An example of calculating the coefficient of variance
Please have a look at an illustration in the figures below. An example is about two factories: Factory A and Factory B which employ 476 and 524 workers respectively. The average weekly wages for each worker in Factory A and Factory B are USD 34.5 and USD 28.5 respectively. The standard deviation in paying the individual wages has been recorded as USD 5 and USD 4.5 for Factory A and Factory B respectively.
There are two questions here that we need to solve:
- Which factory A or B pays out a larger amount as average weekly wages?
- Which factory A or B has greater variability in paying individual wages?

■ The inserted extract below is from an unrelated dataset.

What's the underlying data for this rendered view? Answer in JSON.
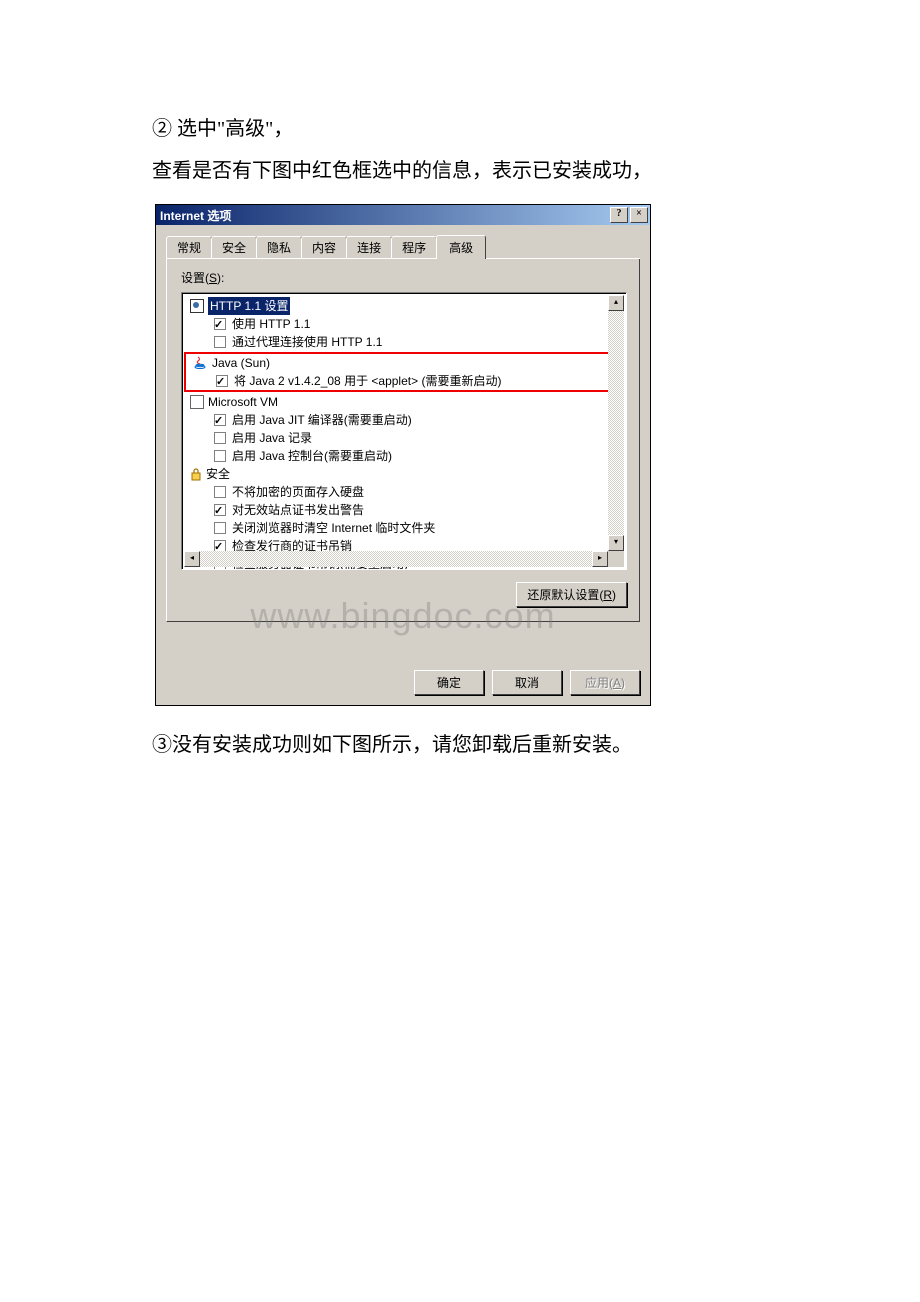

Calculating average weekly wages
Let us first calculate which factory pays more amount of weekly wage than another. For the first factory, the numbers of workers are 476, the average weekly wages are USD 34.5, and the standard deviation is USD 5. Therefore, the amount of average weekly wages paid by Factory A is USD 34.5 multiplied by 476 is which is equal to USD 16,422. For the second factory, the numbers of workers are 524, the average weekly wages are USD 28.5, and the standard deviation is USD 4.5. Therefore, the amount of average weekly wages paid by Factory B is USD 28.5 multiplied by 524 which is equal to USD 14,934. It is now quite clear that Factory A pays a larger amount of weekly wages than Factory B.

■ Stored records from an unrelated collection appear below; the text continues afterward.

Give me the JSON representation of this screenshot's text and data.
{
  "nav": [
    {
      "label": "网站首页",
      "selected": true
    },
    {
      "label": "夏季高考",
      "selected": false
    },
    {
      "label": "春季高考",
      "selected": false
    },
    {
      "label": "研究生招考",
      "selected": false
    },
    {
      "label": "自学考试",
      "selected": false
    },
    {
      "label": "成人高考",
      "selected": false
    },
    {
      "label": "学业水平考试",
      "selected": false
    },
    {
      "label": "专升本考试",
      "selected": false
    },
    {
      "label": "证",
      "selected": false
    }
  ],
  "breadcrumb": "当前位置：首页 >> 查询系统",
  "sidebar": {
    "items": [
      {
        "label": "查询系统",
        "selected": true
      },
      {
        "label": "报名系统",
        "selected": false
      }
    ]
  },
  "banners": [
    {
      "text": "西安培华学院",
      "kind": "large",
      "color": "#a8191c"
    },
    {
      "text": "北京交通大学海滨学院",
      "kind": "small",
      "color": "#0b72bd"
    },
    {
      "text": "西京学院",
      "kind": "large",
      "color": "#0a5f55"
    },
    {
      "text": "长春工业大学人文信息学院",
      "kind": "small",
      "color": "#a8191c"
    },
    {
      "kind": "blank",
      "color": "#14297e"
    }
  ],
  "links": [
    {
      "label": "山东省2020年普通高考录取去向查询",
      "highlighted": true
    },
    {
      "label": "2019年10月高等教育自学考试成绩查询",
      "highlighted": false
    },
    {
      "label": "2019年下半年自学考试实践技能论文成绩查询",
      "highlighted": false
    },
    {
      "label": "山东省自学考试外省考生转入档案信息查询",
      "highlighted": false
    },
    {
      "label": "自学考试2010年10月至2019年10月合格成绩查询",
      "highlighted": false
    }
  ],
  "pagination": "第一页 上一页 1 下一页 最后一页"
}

Calculating the coefficient of variation in weekly wages
The next question asks which factory has greater variability in paying individual wages. For this purpose, we will have to calculate the coefficient of variation for both the factories. The formula for the coefficient of variation is: sample standard deviation divided by sample mean multiplied by 100. Therefore, the coefficient of variation for Factory A and Factory B is 14.49 and 15.79 respectively. The conclusion here is that Factory A has a lower coefficient of variation than Factory B. Factory A also pays more amount of average weekly wages than Factory B. Factory B has a higher coefficient of variation than Factory A. Therefore it indicates that the variability in the payment of individual wages is high. Factory B pays a lesser amount of average weekly wages than Factory A.
Inferences from the data
In Factory B, it can be estimated that a small chunk of workers takes away larger portions of wages because of internal irregularities or policies of the company or other reasons. The chances are that not every worker in Factory B earns the average amount of wages. However, this may not be the case with Factory A. That was the last of the relative measures of dispersion.
This simple example shows how relative measures of dispersion such as coefficient of variation can be used to draw inferences about sets of data, even if the data was measured in different units. Relative measures of dispersion are useful to Six Sigma teams for that reason as they can be confronted with many data sets with different units of measure. Just like absolute measures of dispersion, relative measures of dispersion are powerful tools to investigate the spread of observations in a dataset.